In Fig. 9e, the erosion resistance of the coatings was further evaluated by characterizing the particle size distribution and morphology of SiC particles before and after erosion wear test. Before the erosion wear test, SiC particles showed the characteristics of rough surface and sharp edge, particle size was less than 305 µm. In terms of differential distribution, the peak value showed that the particle distribution of SiC was about 114.5 µm-164.3 µm. After the erosion test, from the distribution curves, the SiC particle size was about 68.47 µm-97.12 µm (Fig. 9f), which was due to that the SiC particles were destroyed due to the high-speed impact on the coating surface.
Based on the above analysis, the erosion wear resistance of the coatings depended on how carbon fibers acted in the erosion wear zone and how the erosion stress was propagated within the coating42. In Fig. 10a, SiC particles caused surface scratches under continuous impact, and the stress concentration in the resin matrix (EP) caused severe damage and large erosion wear pits on the coating.
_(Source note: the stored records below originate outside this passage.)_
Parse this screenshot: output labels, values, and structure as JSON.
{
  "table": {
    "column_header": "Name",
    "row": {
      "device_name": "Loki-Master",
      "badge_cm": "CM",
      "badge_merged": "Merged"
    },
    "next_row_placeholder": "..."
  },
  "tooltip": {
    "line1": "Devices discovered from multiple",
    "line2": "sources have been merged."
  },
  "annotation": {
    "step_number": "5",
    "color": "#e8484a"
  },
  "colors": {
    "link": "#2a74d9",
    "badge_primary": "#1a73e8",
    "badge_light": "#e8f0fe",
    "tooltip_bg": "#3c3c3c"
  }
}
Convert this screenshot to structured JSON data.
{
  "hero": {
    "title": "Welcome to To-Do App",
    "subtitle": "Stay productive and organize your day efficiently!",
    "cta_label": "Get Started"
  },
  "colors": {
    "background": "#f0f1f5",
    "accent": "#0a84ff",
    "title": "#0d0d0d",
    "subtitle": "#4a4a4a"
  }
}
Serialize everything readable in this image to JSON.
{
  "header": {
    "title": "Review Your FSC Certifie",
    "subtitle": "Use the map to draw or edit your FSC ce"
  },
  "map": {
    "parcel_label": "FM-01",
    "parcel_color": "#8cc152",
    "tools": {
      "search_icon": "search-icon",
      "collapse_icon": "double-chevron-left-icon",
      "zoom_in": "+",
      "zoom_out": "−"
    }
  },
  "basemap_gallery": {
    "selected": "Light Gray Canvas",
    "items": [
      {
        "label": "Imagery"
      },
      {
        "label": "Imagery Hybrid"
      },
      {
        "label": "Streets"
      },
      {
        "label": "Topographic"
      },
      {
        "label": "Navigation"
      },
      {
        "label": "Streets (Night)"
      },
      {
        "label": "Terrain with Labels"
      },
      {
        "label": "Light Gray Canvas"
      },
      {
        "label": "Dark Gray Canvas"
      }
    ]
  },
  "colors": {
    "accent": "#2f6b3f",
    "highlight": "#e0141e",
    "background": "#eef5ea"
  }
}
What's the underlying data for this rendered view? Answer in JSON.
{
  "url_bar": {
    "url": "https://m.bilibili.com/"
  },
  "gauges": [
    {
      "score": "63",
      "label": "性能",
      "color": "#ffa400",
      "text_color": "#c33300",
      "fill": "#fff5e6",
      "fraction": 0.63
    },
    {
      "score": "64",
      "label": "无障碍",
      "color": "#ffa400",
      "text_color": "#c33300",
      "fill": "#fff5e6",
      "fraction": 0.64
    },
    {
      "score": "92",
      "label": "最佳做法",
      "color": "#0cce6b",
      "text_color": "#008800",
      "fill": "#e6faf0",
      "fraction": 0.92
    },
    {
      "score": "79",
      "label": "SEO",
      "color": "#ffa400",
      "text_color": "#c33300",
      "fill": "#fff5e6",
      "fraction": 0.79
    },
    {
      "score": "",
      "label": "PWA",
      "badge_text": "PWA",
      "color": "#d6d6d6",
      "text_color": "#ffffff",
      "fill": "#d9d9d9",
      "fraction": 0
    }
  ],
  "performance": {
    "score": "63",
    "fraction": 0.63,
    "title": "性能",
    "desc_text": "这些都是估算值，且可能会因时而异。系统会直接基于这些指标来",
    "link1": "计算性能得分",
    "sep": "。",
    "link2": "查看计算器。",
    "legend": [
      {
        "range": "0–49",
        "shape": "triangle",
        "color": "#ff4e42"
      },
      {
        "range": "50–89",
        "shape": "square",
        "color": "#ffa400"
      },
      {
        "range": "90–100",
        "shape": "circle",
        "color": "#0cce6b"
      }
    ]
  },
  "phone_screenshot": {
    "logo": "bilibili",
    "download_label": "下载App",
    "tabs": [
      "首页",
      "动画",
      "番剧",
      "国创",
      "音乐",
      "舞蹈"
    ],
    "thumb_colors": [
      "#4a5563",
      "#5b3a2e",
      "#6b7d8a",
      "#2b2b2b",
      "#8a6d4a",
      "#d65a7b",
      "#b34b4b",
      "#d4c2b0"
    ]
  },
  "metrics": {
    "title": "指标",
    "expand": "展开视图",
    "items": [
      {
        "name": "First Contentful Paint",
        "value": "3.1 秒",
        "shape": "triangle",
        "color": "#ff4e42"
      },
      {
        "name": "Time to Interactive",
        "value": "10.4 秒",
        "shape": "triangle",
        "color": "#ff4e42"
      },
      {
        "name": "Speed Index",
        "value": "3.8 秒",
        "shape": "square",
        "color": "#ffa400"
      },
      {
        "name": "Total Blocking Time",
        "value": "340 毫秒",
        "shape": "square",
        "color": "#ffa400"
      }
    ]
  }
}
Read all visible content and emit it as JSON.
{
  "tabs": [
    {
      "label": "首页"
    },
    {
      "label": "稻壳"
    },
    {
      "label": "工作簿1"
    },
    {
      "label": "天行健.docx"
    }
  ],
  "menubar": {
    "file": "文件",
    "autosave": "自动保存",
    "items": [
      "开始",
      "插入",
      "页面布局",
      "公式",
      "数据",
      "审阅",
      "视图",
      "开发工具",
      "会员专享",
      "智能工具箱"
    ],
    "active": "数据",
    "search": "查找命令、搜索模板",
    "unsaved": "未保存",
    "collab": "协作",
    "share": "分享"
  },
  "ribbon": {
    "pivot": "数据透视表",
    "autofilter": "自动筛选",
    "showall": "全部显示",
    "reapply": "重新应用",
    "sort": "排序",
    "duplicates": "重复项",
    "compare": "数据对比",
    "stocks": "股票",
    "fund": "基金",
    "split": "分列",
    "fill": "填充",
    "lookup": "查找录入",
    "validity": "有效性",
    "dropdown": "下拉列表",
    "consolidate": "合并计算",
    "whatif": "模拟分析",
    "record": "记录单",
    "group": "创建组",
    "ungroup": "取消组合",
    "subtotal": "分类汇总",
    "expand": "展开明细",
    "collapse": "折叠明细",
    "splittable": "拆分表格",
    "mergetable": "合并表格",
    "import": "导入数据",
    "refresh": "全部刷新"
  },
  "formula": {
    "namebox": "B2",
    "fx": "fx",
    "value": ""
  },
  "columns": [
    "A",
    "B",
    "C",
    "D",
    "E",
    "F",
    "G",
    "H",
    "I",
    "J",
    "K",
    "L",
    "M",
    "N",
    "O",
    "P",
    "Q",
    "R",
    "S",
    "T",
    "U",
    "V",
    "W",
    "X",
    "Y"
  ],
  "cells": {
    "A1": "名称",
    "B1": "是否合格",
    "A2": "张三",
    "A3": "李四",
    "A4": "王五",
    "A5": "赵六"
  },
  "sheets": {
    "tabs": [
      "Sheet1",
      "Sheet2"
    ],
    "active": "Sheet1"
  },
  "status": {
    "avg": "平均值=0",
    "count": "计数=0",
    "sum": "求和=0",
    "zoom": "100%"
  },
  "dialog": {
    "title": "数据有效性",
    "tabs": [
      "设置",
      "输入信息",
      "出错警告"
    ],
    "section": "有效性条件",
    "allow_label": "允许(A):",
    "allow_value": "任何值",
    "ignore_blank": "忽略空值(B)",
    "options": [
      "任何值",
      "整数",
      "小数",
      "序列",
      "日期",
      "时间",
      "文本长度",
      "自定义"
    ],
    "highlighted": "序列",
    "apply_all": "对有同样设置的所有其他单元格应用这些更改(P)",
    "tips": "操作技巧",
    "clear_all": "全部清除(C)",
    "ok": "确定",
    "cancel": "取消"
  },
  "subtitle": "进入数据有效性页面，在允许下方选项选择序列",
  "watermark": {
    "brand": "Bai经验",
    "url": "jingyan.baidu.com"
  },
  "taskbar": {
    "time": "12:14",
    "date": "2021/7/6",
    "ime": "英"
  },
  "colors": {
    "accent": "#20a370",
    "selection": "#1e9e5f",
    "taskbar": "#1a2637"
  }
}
Therefore, by introducing carbon fibers into the coating (Fig. 10b), the germination and propagation of cracks could be restricted, providing discontinuous paths for the impact delivery of the resin matrix, endowing the composite coating better erosion wear resistance. However, the weak interface adhesion between carbon fiber/resin cannot defend against the severe impact of the SiC particles, which can cause the carbon fibers to be peeled off or broken from the resin matrix. As shown in Fig. 10c, the adhesion strength of carbon fiber/resin interface was improved by surface modification, so the surface roughness and specific surface area of the modified fiber increased, thus improving its interfacial strength with the resin matrix, making the composite coating more durable in severe erosion environments.